La ricetta segreta dei giganti del web

Home PA Digitale La ricetta segreta dei giganti del web

Come si fa a conquistare il mondo partendo da un garage? Dal 2017 abbiamo cominciato a raccontare la storia delle grandi dot-com e ci siamo resi conto che la nostra platea si aspetta un racconto eroico, animato da imprenditori geniali con una solida vision del futuro. La platea si aspetta di leggere dei messaggi motivazionali, di uscire con la carica giusta per affrontare la giornata e la routine quotidiana. Nell’articolo la premessa di Luca Attias, CIO della Corte dei Conti

26 Aprile 2018

A

Andrea Dotti, ideatore del progetto CompaniesTalks e Amministratore Unico di GO2MKT

“Sono venuto a conoscenza casualmente del lavoro che Andrea Dotti stava facendo con degli attori e sceneggiatori professionisti (e vi assicuro bravissimi). Dopo che ho visto la loro prima performance sono rimasto folgorato, prima di tutto del livello qualitativo dell’operazione e secondariamente dell’impatto culturale che una buona diffusione del format poteva provocare anche tra i dipendenti della PA e tra coloro che hanno comunque in qualche modo rapporti con la PA. Immediatamente ho pensato a Forum PA, da questo punto di vista l’evento più importante dell’anno e ne ho parlato a Carlo Mochi Sismondi e Gianni Dominici (oramai da anni miei genitori adottivi) che hanno con entusiasmo raccolto l’opportunità e la sfida.
In questo sorprendente articolo Andrea vi da alcune chiavi di lettura di ciò che verrà proposto dal 22 al 24 maggio dalle 18:00 in poi al Forum PA di quest’anno, ma vi posso garantire che quello che vedrete è molto, molto di più. Anche io umilmente in qualità di “bravo presentatore” cercherò di fare la mia parte con un piccolo contributo all’iniziativa.
Quindi vi aspetto tutti, questa volta anche con parenti amici (perfino quelli che della Pubblica Amministrazione non gliene può fregare di meno) a questo evento innovativo, divertente e quindi imperdibile”.
Luca Attias, CIO della Corte dei Conti

La premessa, necessaria, è che quando parliamo di Google, Facebook, Amazon e Airbnb stiamo trattando una materia delicata.

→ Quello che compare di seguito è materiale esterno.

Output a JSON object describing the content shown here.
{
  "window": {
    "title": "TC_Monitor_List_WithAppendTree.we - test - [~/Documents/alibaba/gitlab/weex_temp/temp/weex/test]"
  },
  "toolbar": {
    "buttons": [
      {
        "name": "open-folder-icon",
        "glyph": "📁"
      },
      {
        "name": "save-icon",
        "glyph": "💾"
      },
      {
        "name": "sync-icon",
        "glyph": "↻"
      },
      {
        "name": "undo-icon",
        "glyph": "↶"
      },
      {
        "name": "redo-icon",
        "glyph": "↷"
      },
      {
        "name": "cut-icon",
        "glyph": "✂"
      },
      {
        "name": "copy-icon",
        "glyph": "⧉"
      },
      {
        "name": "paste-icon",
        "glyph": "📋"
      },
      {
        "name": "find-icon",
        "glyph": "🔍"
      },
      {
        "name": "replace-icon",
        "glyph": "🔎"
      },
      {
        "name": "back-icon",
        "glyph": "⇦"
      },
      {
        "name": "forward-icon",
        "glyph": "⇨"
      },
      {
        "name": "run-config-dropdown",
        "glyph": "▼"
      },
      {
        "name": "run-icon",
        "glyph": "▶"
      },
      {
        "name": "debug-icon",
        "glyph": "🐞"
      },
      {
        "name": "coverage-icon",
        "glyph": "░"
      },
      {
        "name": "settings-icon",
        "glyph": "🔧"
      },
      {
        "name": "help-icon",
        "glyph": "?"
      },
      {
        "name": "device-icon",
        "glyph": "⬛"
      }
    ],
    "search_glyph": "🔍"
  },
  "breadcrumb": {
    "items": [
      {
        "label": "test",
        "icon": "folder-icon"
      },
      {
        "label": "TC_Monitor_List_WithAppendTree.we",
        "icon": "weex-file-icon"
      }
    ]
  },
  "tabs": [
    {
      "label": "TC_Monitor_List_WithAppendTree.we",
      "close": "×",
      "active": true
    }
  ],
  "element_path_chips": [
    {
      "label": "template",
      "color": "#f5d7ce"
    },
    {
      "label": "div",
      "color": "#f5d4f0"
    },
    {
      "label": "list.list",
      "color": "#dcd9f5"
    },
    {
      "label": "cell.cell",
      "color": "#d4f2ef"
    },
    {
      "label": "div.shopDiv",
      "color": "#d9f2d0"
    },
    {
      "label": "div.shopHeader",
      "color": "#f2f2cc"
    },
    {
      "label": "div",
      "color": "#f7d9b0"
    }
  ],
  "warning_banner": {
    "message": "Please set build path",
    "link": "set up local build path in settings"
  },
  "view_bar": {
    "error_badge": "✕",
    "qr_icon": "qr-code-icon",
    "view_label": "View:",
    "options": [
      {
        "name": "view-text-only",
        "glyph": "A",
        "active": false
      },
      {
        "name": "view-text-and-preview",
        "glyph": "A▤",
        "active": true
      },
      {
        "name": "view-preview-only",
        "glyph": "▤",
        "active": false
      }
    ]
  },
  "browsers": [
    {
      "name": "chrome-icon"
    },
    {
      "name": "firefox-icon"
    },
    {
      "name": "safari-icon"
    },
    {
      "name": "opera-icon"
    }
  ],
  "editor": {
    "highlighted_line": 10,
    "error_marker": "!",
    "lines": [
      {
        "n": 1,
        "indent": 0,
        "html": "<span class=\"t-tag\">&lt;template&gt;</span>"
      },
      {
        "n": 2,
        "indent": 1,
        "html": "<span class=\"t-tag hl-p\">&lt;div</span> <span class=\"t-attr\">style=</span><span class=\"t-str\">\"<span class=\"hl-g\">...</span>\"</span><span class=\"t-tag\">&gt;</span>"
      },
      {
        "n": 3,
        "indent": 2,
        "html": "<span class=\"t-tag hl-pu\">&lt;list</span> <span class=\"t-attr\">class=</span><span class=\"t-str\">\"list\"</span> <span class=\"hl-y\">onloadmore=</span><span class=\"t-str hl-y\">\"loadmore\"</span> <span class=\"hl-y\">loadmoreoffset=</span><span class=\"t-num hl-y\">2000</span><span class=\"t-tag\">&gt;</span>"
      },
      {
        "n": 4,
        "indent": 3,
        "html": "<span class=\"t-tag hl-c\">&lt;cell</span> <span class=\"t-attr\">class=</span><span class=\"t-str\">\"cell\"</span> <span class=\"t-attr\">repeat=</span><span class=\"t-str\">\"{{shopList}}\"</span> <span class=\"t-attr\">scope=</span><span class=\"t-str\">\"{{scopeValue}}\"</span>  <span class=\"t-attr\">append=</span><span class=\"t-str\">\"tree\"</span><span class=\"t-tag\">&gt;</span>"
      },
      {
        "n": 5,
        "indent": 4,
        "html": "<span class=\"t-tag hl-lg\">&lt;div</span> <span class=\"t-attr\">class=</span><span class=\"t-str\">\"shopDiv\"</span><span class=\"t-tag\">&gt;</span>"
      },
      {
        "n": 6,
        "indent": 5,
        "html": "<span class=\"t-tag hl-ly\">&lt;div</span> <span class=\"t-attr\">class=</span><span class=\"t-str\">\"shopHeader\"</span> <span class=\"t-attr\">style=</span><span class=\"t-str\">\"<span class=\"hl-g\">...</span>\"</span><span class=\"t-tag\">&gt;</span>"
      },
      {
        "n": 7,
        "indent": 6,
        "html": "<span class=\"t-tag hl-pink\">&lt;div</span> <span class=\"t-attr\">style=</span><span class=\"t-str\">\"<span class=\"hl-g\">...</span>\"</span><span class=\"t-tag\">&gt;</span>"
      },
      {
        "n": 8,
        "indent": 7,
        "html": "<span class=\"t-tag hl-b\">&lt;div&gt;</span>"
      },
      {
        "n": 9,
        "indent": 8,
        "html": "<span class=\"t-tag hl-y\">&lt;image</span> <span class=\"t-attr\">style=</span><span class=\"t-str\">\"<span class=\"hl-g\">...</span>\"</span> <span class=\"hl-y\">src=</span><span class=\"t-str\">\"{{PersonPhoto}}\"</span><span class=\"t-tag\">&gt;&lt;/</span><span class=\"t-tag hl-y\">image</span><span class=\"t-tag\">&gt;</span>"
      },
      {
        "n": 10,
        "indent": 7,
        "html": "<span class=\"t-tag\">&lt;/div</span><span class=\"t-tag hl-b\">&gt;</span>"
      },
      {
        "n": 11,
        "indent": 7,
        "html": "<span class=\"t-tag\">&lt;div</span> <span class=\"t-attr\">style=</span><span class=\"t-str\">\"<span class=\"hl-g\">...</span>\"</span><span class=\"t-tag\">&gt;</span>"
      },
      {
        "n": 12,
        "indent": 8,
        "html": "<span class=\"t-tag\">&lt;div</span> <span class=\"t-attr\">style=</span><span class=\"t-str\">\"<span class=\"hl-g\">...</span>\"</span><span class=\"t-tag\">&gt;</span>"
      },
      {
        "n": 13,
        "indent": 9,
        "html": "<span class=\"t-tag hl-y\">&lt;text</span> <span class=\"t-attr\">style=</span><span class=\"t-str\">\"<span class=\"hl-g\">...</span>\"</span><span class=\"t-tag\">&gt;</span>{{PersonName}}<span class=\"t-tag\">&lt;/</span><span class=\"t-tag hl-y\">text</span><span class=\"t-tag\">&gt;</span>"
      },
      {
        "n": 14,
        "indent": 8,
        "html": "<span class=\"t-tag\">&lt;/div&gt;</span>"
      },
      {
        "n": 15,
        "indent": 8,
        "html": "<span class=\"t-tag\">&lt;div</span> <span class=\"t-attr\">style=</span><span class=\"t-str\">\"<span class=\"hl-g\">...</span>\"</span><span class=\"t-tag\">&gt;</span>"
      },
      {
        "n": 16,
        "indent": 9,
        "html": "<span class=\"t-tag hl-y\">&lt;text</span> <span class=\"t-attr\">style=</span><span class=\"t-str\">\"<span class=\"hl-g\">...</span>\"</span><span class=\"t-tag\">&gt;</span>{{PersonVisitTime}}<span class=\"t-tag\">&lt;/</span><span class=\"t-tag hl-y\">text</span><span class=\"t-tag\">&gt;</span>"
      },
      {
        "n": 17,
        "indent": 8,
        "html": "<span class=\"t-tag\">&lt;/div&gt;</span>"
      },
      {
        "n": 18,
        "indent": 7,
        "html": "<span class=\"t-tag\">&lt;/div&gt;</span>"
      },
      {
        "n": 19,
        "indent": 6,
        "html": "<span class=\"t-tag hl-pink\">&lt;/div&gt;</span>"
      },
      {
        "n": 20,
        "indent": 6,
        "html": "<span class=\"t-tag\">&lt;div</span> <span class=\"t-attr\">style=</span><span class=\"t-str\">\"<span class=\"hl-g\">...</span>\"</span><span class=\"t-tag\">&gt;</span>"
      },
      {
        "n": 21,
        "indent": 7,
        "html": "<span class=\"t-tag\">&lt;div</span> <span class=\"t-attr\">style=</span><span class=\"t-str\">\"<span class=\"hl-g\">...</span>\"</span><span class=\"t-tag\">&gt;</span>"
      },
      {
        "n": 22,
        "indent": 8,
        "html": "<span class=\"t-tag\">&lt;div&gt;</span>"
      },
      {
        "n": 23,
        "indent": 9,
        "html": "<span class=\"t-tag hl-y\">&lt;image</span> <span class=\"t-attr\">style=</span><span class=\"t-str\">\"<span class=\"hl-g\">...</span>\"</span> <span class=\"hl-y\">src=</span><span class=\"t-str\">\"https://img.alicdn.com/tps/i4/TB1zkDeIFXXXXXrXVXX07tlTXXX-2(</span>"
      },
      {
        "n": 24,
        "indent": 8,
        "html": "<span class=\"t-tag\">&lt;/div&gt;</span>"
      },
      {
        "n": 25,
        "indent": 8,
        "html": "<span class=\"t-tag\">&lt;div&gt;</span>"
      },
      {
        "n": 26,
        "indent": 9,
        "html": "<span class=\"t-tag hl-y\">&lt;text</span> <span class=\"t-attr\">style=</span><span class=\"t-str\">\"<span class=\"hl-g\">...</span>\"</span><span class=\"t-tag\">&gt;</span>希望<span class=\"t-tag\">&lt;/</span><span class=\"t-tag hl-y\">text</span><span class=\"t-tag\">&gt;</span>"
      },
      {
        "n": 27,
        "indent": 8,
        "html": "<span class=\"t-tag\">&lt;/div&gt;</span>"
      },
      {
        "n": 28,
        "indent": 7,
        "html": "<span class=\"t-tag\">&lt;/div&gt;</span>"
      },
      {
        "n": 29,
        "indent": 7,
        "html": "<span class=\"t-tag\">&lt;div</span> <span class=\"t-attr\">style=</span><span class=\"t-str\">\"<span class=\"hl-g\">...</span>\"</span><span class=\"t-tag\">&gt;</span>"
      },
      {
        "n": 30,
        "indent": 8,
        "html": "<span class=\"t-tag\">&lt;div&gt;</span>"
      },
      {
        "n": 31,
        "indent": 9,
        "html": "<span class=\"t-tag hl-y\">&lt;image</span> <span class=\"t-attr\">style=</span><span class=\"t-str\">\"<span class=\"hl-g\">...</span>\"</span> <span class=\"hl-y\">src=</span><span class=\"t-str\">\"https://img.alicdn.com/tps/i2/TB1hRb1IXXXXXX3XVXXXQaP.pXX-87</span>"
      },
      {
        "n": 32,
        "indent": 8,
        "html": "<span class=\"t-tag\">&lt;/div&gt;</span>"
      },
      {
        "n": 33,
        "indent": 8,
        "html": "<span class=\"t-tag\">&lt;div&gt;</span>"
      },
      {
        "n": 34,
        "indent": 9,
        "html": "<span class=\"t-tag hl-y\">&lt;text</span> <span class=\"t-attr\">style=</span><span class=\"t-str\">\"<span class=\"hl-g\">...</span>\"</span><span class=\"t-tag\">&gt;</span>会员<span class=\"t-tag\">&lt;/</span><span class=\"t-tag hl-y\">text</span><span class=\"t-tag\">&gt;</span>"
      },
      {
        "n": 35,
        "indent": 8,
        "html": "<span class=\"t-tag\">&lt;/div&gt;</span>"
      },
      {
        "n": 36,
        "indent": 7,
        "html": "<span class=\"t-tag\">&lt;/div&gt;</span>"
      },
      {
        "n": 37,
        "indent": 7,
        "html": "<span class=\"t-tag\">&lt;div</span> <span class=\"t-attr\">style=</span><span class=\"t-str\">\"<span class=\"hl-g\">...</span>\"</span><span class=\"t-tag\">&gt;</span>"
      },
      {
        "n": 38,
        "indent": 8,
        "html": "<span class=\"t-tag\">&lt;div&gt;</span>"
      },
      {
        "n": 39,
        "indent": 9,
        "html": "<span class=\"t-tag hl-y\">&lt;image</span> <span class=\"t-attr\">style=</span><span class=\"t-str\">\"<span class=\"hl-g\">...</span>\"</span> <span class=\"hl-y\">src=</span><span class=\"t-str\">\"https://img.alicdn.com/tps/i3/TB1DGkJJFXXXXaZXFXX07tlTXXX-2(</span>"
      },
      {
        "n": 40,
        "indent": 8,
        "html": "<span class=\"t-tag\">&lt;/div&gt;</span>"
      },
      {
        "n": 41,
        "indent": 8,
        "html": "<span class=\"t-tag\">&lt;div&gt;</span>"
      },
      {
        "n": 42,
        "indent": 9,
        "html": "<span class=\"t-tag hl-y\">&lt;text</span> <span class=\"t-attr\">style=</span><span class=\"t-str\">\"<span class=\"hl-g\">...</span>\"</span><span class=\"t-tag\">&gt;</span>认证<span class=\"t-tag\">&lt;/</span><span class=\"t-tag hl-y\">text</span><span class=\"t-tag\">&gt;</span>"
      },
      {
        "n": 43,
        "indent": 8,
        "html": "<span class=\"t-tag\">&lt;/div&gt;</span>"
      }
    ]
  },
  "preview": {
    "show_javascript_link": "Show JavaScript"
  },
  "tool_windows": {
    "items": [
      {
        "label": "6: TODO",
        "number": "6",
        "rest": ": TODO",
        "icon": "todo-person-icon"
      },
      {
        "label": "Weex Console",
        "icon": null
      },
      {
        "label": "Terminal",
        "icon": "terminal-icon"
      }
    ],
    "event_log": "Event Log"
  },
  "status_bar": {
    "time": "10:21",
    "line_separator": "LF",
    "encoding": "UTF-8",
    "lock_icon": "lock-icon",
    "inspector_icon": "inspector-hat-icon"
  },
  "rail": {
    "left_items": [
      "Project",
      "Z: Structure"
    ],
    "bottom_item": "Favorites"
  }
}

Dal 2017 abbiamo cominciato a raccontare la storia delle grandi dot-com e ci siamo resi conto che la nostra platea si aspetta un racconto eroico, animato da imprenditori geniali con una solida vision del futuro. La platea si aspetta di leggere dei messaggi motivazionali, di uscire con la carica giusta per affrontare la giornata e la routine quotidiana.

Originalità dell’idea
In realtà sì, siamo di fronte a dei personaggi molto particolari ma quello che hanno da raccontarci è un po’ diverso da quello che ci aspettiamo di ascoltare. A cominciare dall’idea. È opinione diffusa che ci sia un’associazione tra “fondatore di una dot-com” e “inventore”, tra “progetto web di successo” e “idea originale”. In realtà non è andata proprio così.

Google, ad esempio, è nato nel 1998 quando esistevano già altri motori di ricerca (Altavista, Yahoo, Excite, ecc…), Facebook è apparso quando erano già stati lanciati altri social network (MySpace, Friendster), la libreria online di Amazon è successiva al progetto books.com e così anche Airbnb non ha inventato l’affitto delle case online perché esistevano già altre piattaforme come HomeAway e Vacation Rentals by Owner (poi acquistata da HomeAway).

È un vero peccato che il successo di questi colossi non sia riconducibile all’originalità dell’idea perché in un colpo si svuotano di importanza tutti quei discorsi che quotidianamente facciamo davanti a un caffè, come “mi è venuta un’idea pazzesca, non ci ha pensato nessuno prima…!”. Effettivamente, analizzando le partenze dei fondatori dei grandi colossi delle dot-com, non sembra che siano partiti con delle idee particolarmente innovative. All’epoca avremmo detto che si trattava di “un altro motore di ricerca, un altro social network” e così via.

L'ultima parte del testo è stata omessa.